Is it time to redevelop or demolish Wick Six? Today, these buildings stand as sad reminders of outmigration and changing demographics. But is demolition the only solution?
Youngstown’s wealthiest residents once lived on the gently sloping hills leading up from Wick Avenue and the downtown. By 1900, many had settled around Wick Park. They were the city’s first car owners, resulting in the development of the Wick Six dealership cluster on Wick Avenue.
However, by the early 1990s, the last of the dealerships had closed or moved to the suburbs. Wick Avenue was left with large, hulking, vacant buildings. Today, these buildings stand as sad reminders of outmigration and changing demographics.

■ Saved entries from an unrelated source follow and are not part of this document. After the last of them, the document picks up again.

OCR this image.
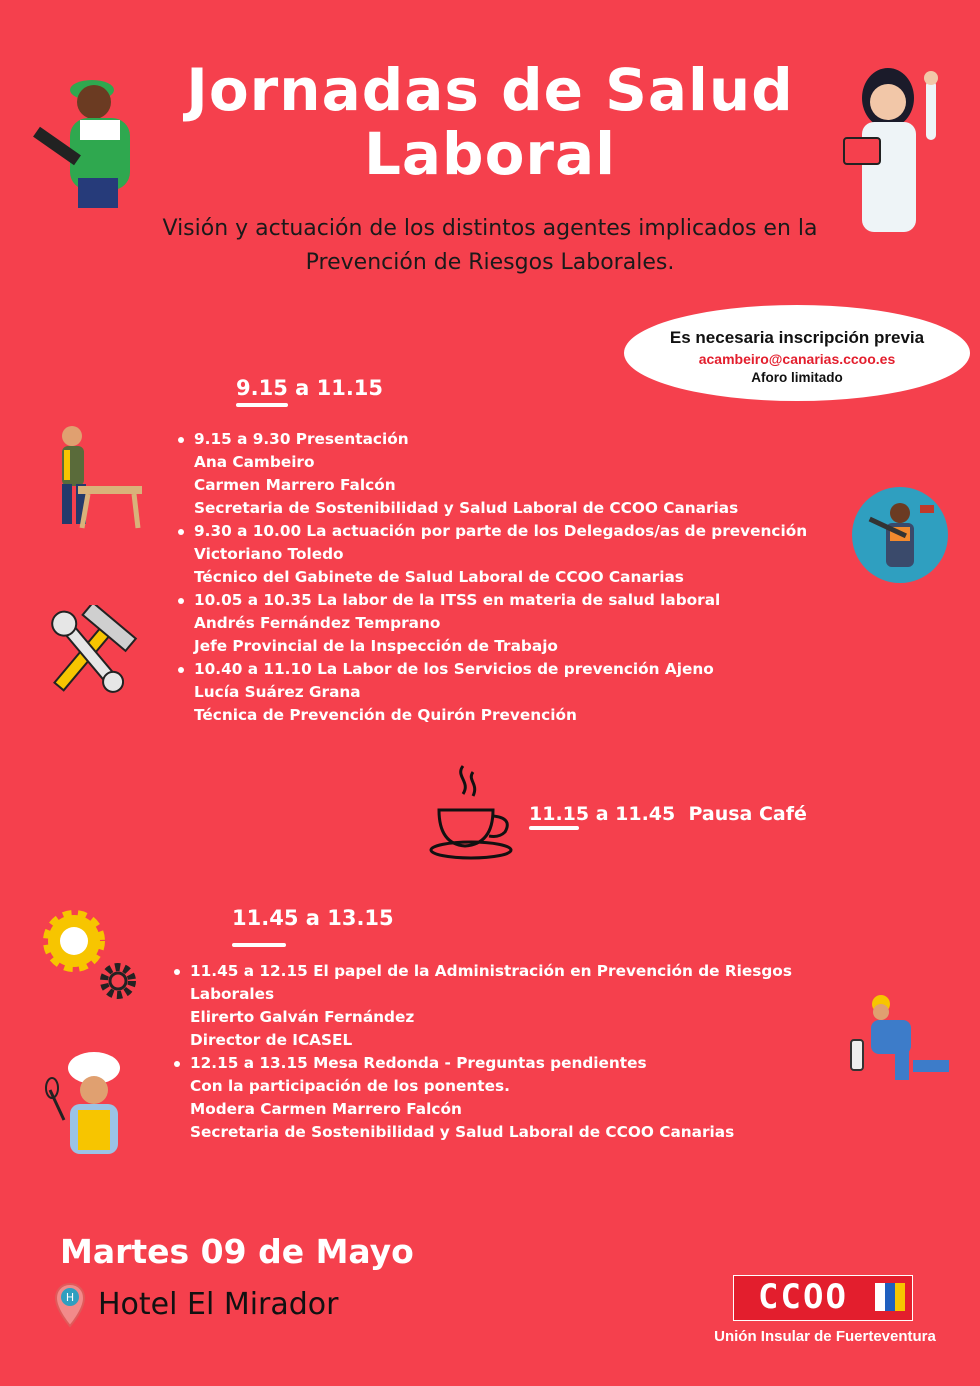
Jornadas de Salud
Laboral
Visión y actuación de los distintos agentes implicados en la
Prevención de Riesgos Laborales.
Es necesaria inscripción previa
acambeiro@canarias.ccoo.es
Aforo limitado
9.15 a 11.15
9.15 a 9.30 Presentación
Ana Cambeiro
Carmen Marrero Falcón
Secretaria de Sostenibilidad y Salud Laboral de CCOO Canarias
9.30 a 10.00 La actuación por parte de los Delegados/as de prevención
Victoriano Toledo
Técnico del Gabinete de Salud Laboral de CCOO Canarias
10.05 a 10.35 La labor de la ITSS en materia de salud laboral
Andrés Fernández Temprano
Jefe Provincial de la Inspección de Trabajo
10.40 a 11.10 La Labor de los Servicios de prevención Ajeno
Lucía Suárez Grana
Técnica de Prevención de Quirón Prevención
11.15 a 11.45 Pausa Café
11.45 a 13.15
11.45 a 12.15 El papel de la Administración en Prevención de Riesgos
Laborales
Elirerto Galván Fernández
Director de ICASEL
12.15 a 13.15 Mesa Redonda - Preguntas pendientes
Con la participación de los ponentes.
Modera Carmen Marrero Falcón
Secretaria de Sostenibilidad y Salud Laboral de CCOO Canarias
Martes 09 de Mayo
H Hotel El Mirador	CCOO
Unión Insular de Fuerteventura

The buildings also are a blighting influence on the residential neighborhoods that the dealerships once served.
A few years ago, students from Kent State University – as part of an academic exercise – envisioned a lower North Side without the former dealerships. In their place, they saw green space and a Tiger Woods-designed golf course.
But is demolition the only solution? Could the former dealerships be repurposed as a 21st-century office park for tech companies being sprung from the Youngstown Business Incubator? Could the former Wick Six find new life with a light industrial purpose, like food manufacturing or warehousing? Is there space on Wick for the community’s creative class to take root and develop? All are worth considering.
The city of Youngstown owns 845, 907, 1075 and 1079 Wick Ave. Perhaps YSU’s Center for Urban Studies could develop a plan to find new, compatible uses for these buildings and other remaining structures in the district. A good comprehensive plan, if implemented, would transform what is presently a negative, blighting influence. Since the city owns many of the key properties in the corridor, chances for a positive outcome are good.
A repurposed Wick Six would lift the entire neighborhood. It would greatly improve an almost forgotten chunk of the lower North Side. Finding productive uses for these buildings would greatly help the city’s tax base. And who wouldn’t want that?